39Par analogie, nous avons assumé le fait que la plupart des images dont nous disposions étaient elles aussi très elliptiques, souvent de mauvaise qualité, difficile à identifier, associées à des informations textuelles qui l’étaient tout autant – des noms sur des registres, des lettres fragmentaires, des cartes d’identité effacées, des tracts non signés ou des listes d’objets lapidaires [51]. Très vite, ce travail d’enquête fut réparti pour constituer des équipes rassemblées autour d’un groupe de disparus et, peu à peu, chacun est en effet rentré dans l’intimité des Baumgart, des Rabeaux, de Weiss, de Loner ou de Ochshorn. Il est toujours poignant émotionnellement d’être happés par ces parcours de vie. Nous avons plongé dans ces récits, qui se mettaient en place pièce par pièce, en réfutant autant que possible la fiction qui fait pression derrière les incertitudes et les manques [52].

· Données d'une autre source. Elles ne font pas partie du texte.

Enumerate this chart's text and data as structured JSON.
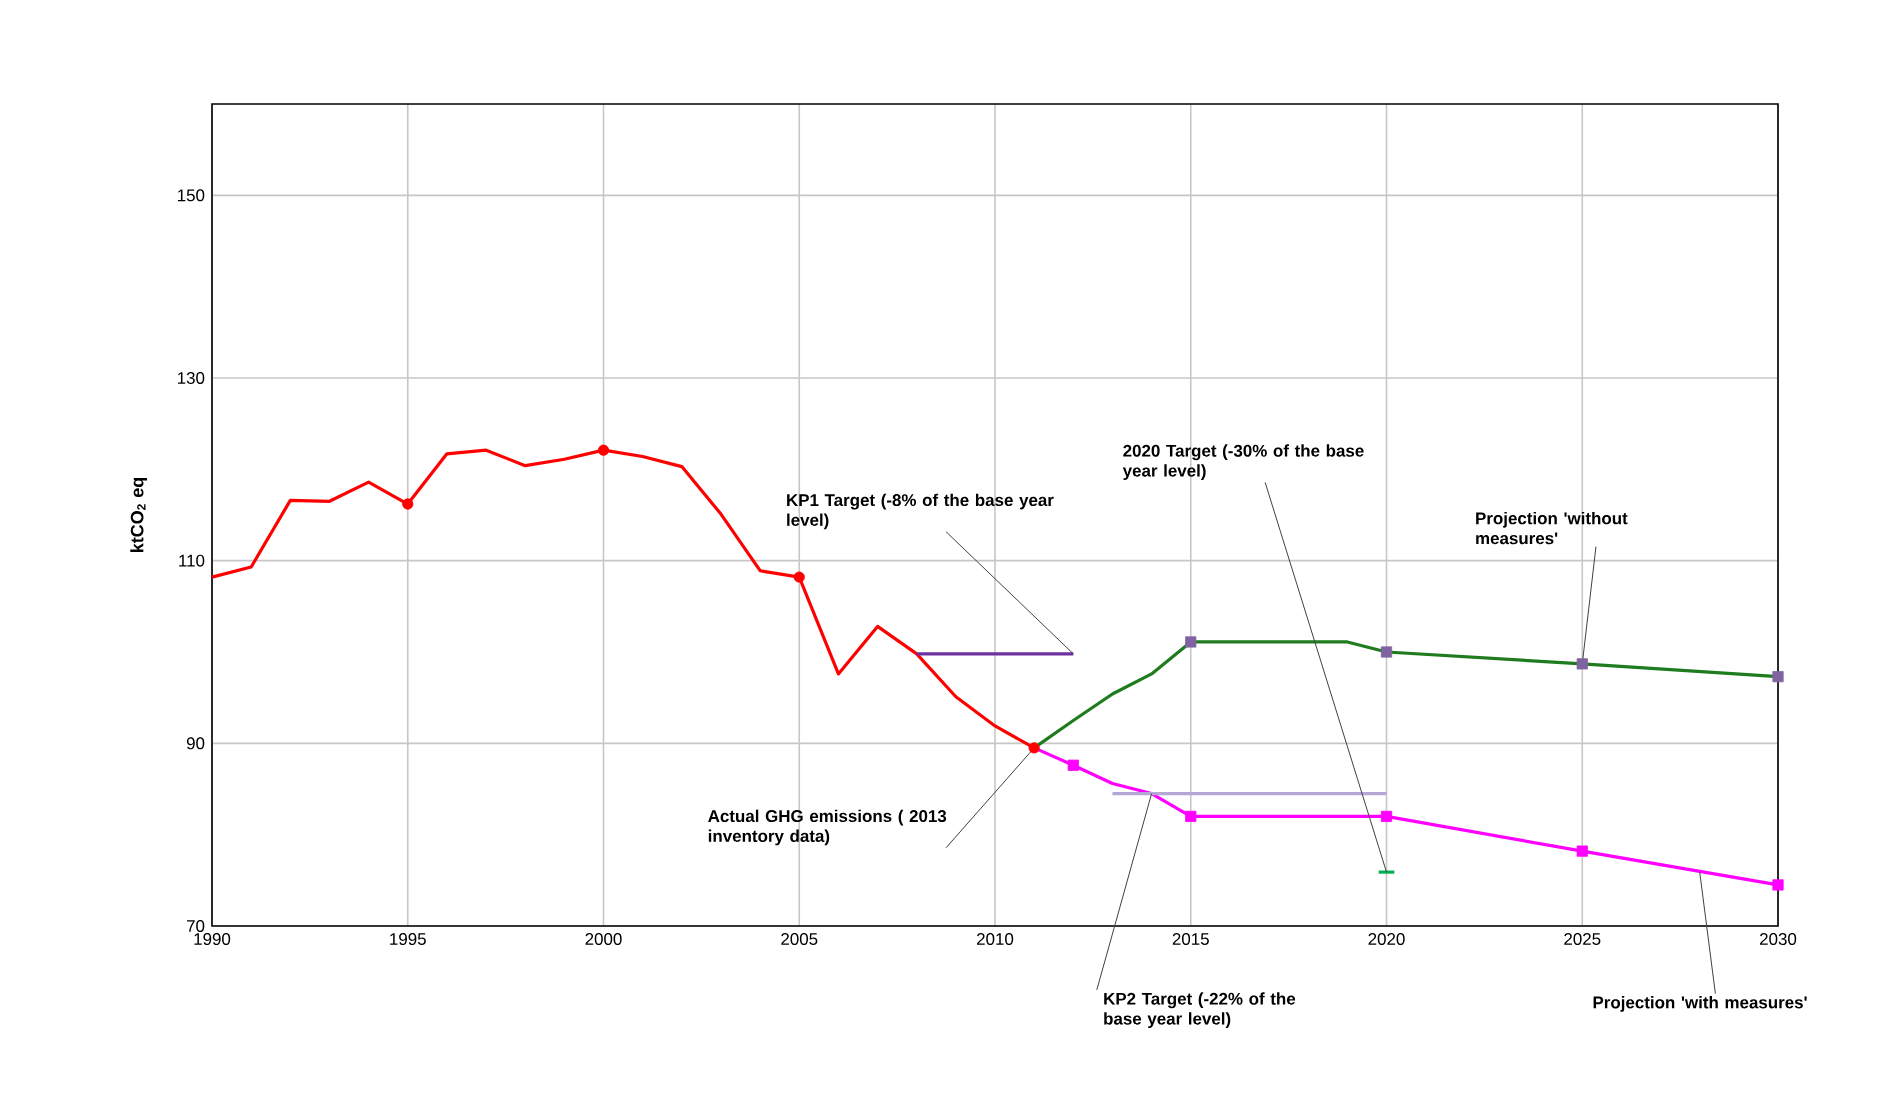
{
  "chart_data": {
    "type": "line",
    "ylabel": "ktCO$_{2}$ eq",
    "xlim": [
      1990,
      2030
    ],
    "ylim": [
      70,
      160
    ],
    "xticks": [
      1990,
      1995,
      2000,
      2005,
      2010,
      2015,
      2020,
      2025,
      2030
    ],
    "yticks": [
      70,
      90,
      110,
      130,
      150
    ],
    "grid": true,
    "series": [
      {
        "type": "line",
        "color": "#ff0000",
        "marker": "none",
        "line_style": "solid",
        "x": [
          1990,
          1991,
          1992,
          1993,
          1994,
          1995,
          1996,
          1997,
          1998,
          1999,
          2000,
          2001,
          2002,
          2003,
          2004,
          2005,
          2006,
          2007,
          2008,
          2009,
          2010,
          2011
        ],
        "values": [
          108.2,
          109.3,
          116.6,
          116.5,
          118.6,
          116.2,
          121.7,
          122.1,
          120.4,
          121.1,
          122.1,
          121.4,
          120.3,
          115.1,
          108.9,
          108.2,
          97.6,
          102.8,
          99.8,
          95.1,
          91.9,
          89.5
        ]
      },
      {
        "type": "line",
        "color": "#1e7b1e",
        "marker": "none",
        "line_style": "solid",
        "x": [
          2011,
          2012,
          2013,
          2014,
          2015,
          2016,
          2017,
          2018,
          2019,
          2020,
          2025,
          2030
        ],
        "values": [
          89.5,
          92.5,
          95.4,
          97.6,
          101.1,
          101.1,
          101.1,
          101.1,
          101.1,
          100.0,
          98.7,
          97.3
        ]
      },
      {
        "type": "line",
        "color": "#ff00ff",
        "marker": "none",
        "line_style": "solid",
        "x": [
          2011,
          2012,
          2013,
          2014,
          2015,
          2016,
          2017,
          2018,
          2019,
          2020,
          2025,
          2030
        ],
        "values": [
          89.5,
          87.6,
          85.6,
          84.5,
          82.0,
          82.0,
          82.0,
          82.0,
          82.0,
          82.0,
          78.2,
          74.5
        ]
      },
      {
        "type": "line",
        "color": "#7030a0",
        "marker": "none",
        "line_style": "solid",
        "x": [
          2008,
          2012
        ],
        "values": [
          99.8,
          99.8
        ]
      },
      {
        "type": "line",
        "color": "#b4a7d6",
        "marker": "none",
        "line_style": "solid",
        "x": [
          2013,
          2020
        ],
        "values": [
          84.5,
          84.5
        ]
      },
      {
        "type": "line",
        "color": "#00b050",
        "marker": "none",
        "line_style": "solid",
        "x": [
          2019.8,
          2020.2
        ],
        "values": [
          75.9,
          75.9
        ]
      },
      {
        "type": "scatter",
        "color": "#ff0000",
        "marker": "circle",
        "x": [
          1995,
          2000,
          2005,
          2011
        ],
        "values": [
          116.2,
          122.1,
          108.2,
          89.5
        ]
      },
      {
        "type": "scatter",
        "color": "#8064a2",
        "marker": "square",
        "x": [
          2015,
          2020,
          2025,
          2030
        ],
        "values": [
          101.1,
          100.0,
          98.7,
          97.3
        ]
      },
      {
        "type": "scatter",
        "color": "#ff00ff",
        "marker": "square",
        "x": [
          2012,
          2015,
          2020,
          2025,
          2030
        ],
        "values": [
          87.6,
          82.0,
          82.0,
          78.2,
          74.5
        ]
      }
    ],
    "annotations": [
      {
        "text": "KP1 Target (-8% of the base year level)",
        "x": 2012,
        "y": 99.8
      },
      {
        "text": "Actual GHG emissions ( 2013 inventory data)",
        "x": 2011,
        "y": 89.5
      },
      {
        "text": "2020 Target (-30% of the base year level)",
        "x": 2020,
        "y": 75.9
      },
      {
        "text": "Projection 'without measures'",
        "x": 2025,
        "y": 98.7
      },
      {
        "text": "KP2 Target (-22% of the base year level)",
        "x": 2014,
        "y": 84.5
      },
      {
        "text": "Projection 'with measures'",
        "x": 2028,
        "y": 75.9
      }
    ]
  }
}
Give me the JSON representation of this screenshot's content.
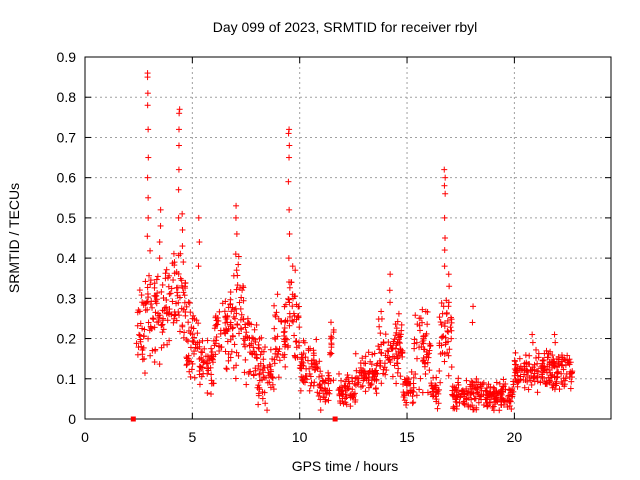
{
  "chart_data": {
    "type": "scatter",
    "title": "Day 099 of 2023, SRMTID for receiver rbyl",
    "xlabel": "GPS time / hours",
    "ylabel": "SRMTID / TECUs",
    "xlim": [
      0,
      24.5
    ],
    "ylim": [
      0,
      0.9
    ],
    "xticks": [
      0,
      5,
      10,
      15,
      20
    ],
    "yticks": [
      0,
      0.1,
      0.2,
      0.3,
      0.4,
      0.5,
      0.6,
      0.7,
      0.8,
      0.9
    ],
    "grid": true,
    "marker": "plus",
    "color": "#ff0000",
    "baseline_markers": [
      {
        "x": 2.25,
        "y": 0.0
      },
      {
        "x": 11.65,
        "y": 0.0
      }
    ],
    "series": [
      {
        "name": "SRMTID",
        "segments": [
          {
            "start": 2.4,
            "end": 2.75,
            "base": 0.22,
            "spread": 0.12
          },
          {
            "start": 2.75,
            "end": 3.1,
            "base": 0.3,
            "spread": 0.15
          },
          {
            "start": 3.1,
            "end": 4.0,
            "base": 0.27,
            "spread": 0.1
          },
          {
            "start": 4.0,
            "end": 4.7,
            "base": 0.3,
            "spread": 0.12
          },
          {
            "start": 4.7,
            "end": 5.3,
            "base": 0.2,
            "spread": 0.1
          },
          {
            "start": 5.3,
            "end": 6.0,
            "base": 0.14,
            "spread": 0.07
          },
          {
            "start": 6.0,
            "end": 6.9,
            "base": 0.22,
            "spread": 0.08
          },
          {
            "start": 6.9,
            "end": 7.4,
            "base": 0.25,
            "spread": 0.12
          },
          {
            "start": 7.4,
            "end": 8.0,
            "base": 0.19,
            "spread": 0.08
          },
          {
            "start": 8.0,
            "end": 8.8,
            "base": 0.12,
            "spread": 0.07
          },
          {
            "start": 8.8,
            "end": 9.5,
            "base": 0.2,
            "spread": 0.09
          },
          {
            "start": 9.5,
            "end": 10.0,
            "base": 0.25,
            "spread": 0.12
          },
          {
            "start": 10.0,
            "end": 10.8,
            "base": 0.12,
            "spread": 0.06
          },
          {
            "start": 10.8,
            "end": 11.4,
            "base": 0.08,
            "spread": 0.05
          },
          {
            "start": 11.4,
            "end": 11.6,
            "base": 0.18,
            "spread": 0.08
          },
          {
            "start": 11.8,
            "end": 12.6,
            "base": 0.07,
            "spread": 0.04
          },
          {
            "start": 12.6,
            "end": 13.6,
            "base": 0.11,
            "spread": 0.05
          },
          {
            "start": 13.6,
            "end": 14.8,
            "base": 0.17,
            "spread": 0.08
          },
          {
            "start": 14.8,
            "end": 15.3,
            "base": 0.08,
            "spread": 0.04
          },
          {
            "start": 15.3,
            "end": 16.1,
            "base": 0.18,
            "spread": 0.1
          },
          {
            "start": 16.1,
            "end": 16.5,
            "base": 0.07,
            "spread": 0.04
          },
          {
            "start": 16.5,
            "end": 17.1,
            "base": 0.2,
            "spread": 0.1
          },
          {
            "start": 17.1,
            "end": 18.5,
            "base": 0.06,
            "spread": 0.04
          },
          {
            "start": 18.5,
            "end": 20.0,
            "base": 0.06,
            "spread": 0.035
          },
          {
            "start": 20.0,
            "end": 20.6,
            "base": 0.12,
            "spread": 0.05
          },
          {
            "start": 20.6,
            "end": 22.7,
            "base": 0.12,
            "spread": 0.05
          }
        ],
        "spikes": [
          {
            "x": 2.92,
            "values": [
              0.86,
              0.85,
              0.81,
              0.78,
              0.72,
              0.65,
              0.6,
              0.55,
              0.5
            ]
          },
          {
            "x": 3.5,
            "values": [
              0.52,
              0.48,
              0.44,
              0.4
            ]
          },
          {
            "x": 4.38,
            "values": [
              0.77,
              0.76,
              0.72,
              0.68,
              0.62,
              0.57,
              0.5
            ]
          },
          {
            "x": 4.55,
            "values": [
              0.51,
              0.47,
              0.43
            ]
          },
          {
            "x": 5.3,
            "values": [
              0.5,
              0.44,
              0.38
            ]
          },
          {
            "x": 7.05,
            "values": [
              0.53,
              0.5,
              0.46,
              0.41,
              0.37
            ]
          },
          {
            "x": 9.5,
            "values": [
              0.72,
              0.71,
              0.68,
              0.65,
              0.59,
              0.52,
              0.46,
              0.4
            ]
          },
          {
            "x": 9.65,
            "values": [
              0.38,
              0.34,
              0.31
            ]
          },
          {
            "x": 14.2,
            "values": [
              0.36,
              0.32,
              0.29
            ]
          },
          {
            "x": 16.75,
            "values": [
              0.62,
              0.6,
              0.58,
              0.56,
              0.5,
              0.45,
              0.42,
              0.38
            ]
          },
          {
            "x": 16.95,
            "values": [
              0.36,
              0.33,
              0.29
            ]
          },
          {
            "x": 18.05,
            "values": [
              0.28,
              0.24
            ]
          },
          {
            "x": 20.85,
            "values": [
              0.21,
              0.19
            ]
          },
          {
            "x": 21.9,
            "values": [
              0.21,
              0.19
            ]
          }
        ]
      }
    ]
  }
}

40Assez vite, nous avons constaté qu’il y avait des tracés, que se dessinait une cartographie des déplacements, effrayante [53], sur lesquels ont notamment beaucoup travaillé les étudiantes Julia Unzueta et Florence Monchanin-Lion. Aussi, retracer graphiquement ces parcours participait à cette logique de l’achoppement. En les traçant, nous avons découvert quelque chose des personnes, peut-être un peu au moins de leur personnalité, de leur courage, de leurs doutes, de leur peur incarnée par la fuite, mais aussi de leur inexorable destination dès lors qu’ils furent arrêtés. Nous avons perçu aussi quelque chose de collectif qui caractérisait ces groupes de personnes, une obstination révolutionnaire pour certains (les Autrichiens), une cohésion familiale pour d’autres (les Baumgart) et encore l’engagement résistant d’un couple pour les derniers (les Rabeaux). Il faut, malgré l’évidence, toujours s’étonner de voir combien certains étaient volontaires, avaient des activités clandestines et pourquoi ils évoluaient logiquement avec des noms d’emprunt. Aussi, avant qu’ils ne soient arrêtés, leur périple fut souvent difficile à redessiner et nous avons alors mis en place un code graphique simple : les traits en pointillé retracent des trajets incertains et les traits continus ceux qui sont avérés.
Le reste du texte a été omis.